Aim: This project aims to integrate geochemical biomarker, sediment DNA, isotope and palaeoecological data with quantitative modelling to determine the impact of past climate and environmental change in the Peruvian Andes.

Methodology: Recently, techniques for obtaining empirical climate and environmental reconstruction data have become increasingly more accessible and quicker to obtain. We are now able to collect time-integrated materials (lake cores, peat and mire deposits) that can be dated accurately and analysed for a range of environmental and climatic markers and fingerprints quickly. However, until now many of these proxies have largely been investigated in isolation or occasionally as a combination of components. This studentship will bring together data from organic geochemistry (lipid, and plant wax biomarkers), palaeoecology (non-pollen palynomorphs in the form of spores), inorganic geochemistry (heavy and light stable isotopes) and ancient DNA from upland Andean Lake and mire systems to explore the connections between the response to past climate changes. Chronologies of the sequences will be established with radiocarbon dating and tephra horizon identification. Four sites will be cored in upland lakes from Peru (Ayacucho, Cusco, Chillón valley and Huarca, N. Peru covering all the key climate classification zones) and analysed for multi-proxy signals detailed above and compared statistically to singular records from existing core material available on the NOAA palaeoclimate database (https://www.ncdc.noaa.gov/). The reconstructed climate and environmental markers will be used to create predictions for a geographical-based model (built in ArcGIS Model Builder) to combine all the data together to produce time-sliced geographical outputs of environmental and climate sensitivity which will be useful for coping with future climate change.

Wider scope and relevance: The project fits with multiple key SCENARIO science themes namely:

  1. Climate and climate change on global, regional and local scales.
  2. Biogeochemical cycles – changes to ecosystems and biodiversity loss.
  3. Applied ecology and biodiversity – changes of plant communities over time.

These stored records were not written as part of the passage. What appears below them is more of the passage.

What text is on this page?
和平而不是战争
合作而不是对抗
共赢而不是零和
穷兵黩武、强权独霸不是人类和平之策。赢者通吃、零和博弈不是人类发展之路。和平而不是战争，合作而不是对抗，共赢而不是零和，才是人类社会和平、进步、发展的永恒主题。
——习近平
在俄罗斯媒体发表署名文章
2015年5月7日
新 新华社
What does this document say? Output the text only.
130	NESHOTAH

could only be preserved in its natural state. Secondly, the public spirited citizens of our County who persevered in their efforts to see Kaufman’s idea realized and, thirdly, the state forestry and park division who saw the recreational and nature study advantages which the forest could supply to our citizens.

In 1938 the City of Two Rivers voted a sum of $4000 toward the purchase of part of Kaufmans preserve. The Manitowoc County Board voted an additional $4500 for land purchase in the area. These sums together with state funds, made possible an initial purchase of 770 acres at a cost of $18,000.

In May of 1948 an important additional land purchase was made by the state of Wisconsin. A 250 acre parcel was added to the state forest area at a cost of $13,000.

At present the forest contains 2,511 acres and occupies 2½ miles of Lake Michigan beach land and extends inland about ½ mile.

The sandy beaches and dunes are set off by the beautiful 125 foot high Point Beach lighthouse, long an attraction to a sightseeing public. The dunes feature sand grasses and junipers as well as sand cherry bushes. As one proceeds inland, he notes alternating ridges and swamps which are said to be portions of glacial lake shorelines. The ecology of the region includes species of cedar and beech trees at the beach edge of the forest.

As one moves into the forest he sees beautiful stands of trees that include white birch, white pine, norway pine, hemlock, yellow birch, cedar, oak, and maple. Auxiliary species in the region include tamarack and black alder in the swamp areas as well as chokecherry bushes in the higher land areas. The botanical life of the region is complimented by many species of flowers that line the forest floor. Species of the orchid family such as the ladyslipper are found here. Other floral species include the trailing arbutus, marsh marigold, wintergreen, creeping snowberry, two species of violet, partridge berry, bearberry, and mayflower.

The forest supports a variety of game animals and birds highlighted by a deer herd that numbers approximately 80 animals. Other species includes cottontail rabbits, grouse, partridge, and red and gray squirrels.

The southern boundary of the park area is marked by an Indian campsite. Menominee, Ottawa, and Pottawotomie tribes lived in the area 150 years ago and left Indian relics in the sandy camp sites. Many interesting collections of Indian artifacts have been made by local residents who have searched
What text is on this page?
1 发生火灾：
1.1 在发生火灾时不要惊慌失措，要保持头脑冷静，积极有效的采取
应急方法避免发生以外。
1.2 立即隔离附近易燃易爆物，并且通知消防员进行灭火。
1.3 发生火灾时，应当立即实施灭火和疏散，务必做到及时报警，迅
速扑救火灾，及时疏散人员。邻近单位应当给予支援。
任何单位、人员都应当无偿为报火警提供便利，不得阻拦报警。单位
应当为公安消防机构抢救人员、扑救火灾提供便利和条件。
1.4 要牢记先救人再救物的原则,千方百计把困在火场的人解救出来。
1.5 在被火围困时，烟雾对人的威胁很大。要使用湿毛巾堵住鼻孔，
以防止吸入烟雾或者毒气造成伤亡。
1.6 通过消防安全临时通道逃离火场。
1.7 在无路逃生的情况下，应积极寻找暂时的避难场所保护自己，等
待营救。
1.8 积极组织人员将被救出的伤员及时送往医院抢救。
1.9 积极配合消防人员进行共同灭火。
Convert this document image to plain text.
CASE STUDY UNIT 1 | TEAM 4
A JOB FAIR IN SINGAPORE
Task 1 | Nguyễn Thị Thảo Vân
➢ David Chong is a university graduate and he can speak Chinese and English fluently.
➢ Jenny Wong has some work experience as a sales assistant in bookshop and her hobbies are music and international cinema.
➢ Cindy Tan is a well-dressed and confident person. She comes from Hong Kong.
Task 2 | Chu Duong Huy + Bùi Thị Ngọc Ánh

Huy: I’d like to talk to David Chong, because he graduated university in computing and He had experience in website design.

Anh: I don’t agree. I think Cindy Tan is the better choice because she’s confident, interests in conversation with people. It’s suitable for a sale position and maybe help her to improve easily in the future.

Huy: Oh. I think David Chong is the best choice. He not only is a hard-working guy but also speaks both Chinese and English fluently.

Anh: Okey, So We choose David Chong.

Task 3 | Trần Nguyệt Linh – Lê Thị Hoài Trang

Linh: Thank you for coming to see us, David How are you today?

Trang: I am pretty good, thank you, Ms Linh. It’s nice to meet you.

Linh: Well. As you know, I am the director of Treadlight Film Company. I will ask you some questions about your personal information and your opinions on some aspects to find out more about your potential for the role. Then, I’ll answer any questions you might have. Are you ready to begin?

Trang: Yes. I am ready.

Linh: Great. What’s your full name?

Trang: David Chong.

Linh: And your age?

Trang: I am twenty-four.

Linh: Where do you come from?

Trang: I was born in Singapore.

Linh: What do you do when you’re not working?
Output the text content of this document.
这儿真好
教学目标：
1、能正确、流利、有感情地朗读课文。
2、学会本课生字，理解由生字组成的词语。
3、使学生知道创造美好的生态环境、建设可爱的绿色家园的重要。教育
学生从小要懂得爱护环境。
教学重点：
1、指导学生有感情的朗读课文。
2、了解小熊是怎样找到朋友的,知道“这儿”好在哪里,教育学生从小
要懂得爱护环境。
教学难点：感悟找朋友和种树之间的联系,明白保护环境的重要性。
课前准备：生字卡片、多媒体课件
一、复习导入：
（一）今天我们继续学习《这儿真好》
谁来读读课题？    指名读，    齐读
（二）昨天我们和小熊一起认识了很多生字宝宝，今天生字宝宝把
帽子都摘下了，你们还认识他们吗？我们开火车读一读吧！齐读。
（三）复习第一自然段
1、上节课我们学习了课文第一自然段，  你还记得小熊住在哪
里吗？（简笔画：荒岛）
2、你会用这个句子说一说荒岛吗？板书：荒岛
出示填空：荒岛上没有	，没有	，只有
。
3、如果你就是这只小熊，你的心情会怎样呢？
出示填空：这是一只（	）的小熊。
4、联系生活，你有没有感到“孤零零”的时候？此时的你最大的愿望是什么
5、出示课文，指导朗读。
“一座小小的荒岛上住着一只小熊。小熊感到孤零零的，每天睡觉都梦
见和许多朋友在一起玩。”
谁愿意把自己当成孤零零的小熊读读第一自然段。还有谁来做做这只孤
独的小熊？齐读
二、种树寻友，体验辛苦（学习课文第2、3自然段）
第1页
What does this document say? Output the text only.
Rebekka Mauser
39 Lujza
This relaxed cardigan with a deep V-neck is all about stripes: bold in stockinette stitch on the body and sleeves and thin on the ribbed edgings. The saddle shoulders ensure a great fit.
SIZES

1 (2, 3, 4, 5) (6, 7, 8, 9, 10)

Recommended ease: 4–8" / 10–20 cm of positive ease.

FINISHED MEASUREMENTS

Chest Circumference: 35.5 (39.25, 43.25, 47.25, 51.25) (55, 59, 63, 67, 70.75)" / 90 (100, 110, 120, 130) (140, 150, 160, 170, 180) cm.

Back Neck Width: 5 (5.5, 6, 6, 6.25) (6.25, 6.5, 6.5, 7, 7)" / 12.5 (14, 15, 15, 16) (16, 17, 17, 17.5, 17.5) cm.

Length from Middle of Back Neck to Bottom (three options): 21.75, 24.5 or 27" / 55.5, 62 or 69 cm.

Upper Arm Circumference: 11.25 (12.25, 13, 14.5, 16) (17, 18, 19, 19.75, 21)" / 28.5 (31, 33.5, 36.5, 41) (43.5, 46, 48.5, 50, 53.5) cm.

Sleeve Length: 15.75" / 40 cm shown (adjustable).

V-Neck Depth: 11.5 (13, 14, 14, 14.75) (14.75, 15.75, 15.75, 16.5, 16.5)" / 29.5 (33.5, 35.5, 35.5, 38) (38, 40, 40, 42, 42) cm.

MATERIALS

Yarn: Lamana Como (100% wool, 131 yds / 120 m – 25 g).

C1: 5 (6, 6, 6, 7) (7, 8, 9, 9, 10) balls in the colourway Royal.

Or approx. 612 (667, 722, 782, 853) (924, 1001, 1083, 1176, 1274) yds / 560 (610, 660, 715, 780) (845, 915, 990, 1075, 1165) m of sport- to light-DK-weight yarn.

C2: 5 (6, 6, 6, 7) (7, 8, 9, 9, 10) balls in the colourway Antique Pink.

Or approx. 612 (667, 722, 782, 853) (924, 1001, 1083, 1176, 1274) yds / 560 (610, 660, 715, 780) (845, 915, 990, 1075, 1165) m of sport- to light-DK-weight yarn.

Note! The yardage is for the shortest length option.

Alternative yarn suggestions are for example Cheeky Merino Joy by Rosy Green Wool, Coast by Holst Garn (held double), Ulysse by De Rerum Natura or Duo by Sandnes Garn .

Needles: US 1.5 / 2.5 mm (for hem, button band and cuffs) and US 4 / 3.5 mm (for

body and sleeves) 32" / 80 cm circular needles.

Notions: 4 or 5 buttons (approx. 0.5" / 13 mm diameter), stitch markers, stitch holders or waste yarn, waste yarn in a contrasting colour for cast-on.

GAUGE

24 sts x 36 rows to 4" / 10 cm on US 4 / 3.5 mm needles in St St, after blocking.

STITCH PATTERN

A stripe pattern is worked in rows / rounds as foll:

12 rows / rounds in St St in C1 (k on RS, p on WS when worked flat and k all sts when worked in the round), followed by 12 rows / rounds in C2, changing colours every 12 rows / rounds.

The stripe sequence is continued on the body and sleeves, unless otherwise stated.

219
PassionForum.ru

The concept of understanding long-term climate and environmental changes, and the nature of water availability and its management, to human societies are at the heart of the NERC science themes.

Training Opportunities

This project is supported by The British Geological Survey. The student will also undertake a placement at the British Geological Survey for up to 3 months in total (which is flexible) to undertake some of the laboratory methods. The student will also receive outstanding fieldwork opportunities at sites in S. America including visits to the major climatic zones of highland Peru and the opportunity to participate in real-world understand of the impacts of climate change.

Student Profile

The project will have wide appeal to a range of different disciplines. As the project will involve a multi-disciplinary approach, we have no set preference as to the background of the student and are willing to train the student in areas that they do not have experience in previously. However, a strong background in numerical/statistical or analytical techniques is essential. Knowledge of isotope ecology, biogeography and/or Quaternary science would be advantageous. A student trained in any of the following areas would be appropriate: Ecology, various aspects of Biological Science, Environmental Science, Meteorology, Geology, Environmental Chemistry and Geochemistry.

Funding Particulars

This project has support from the British Geological Survey.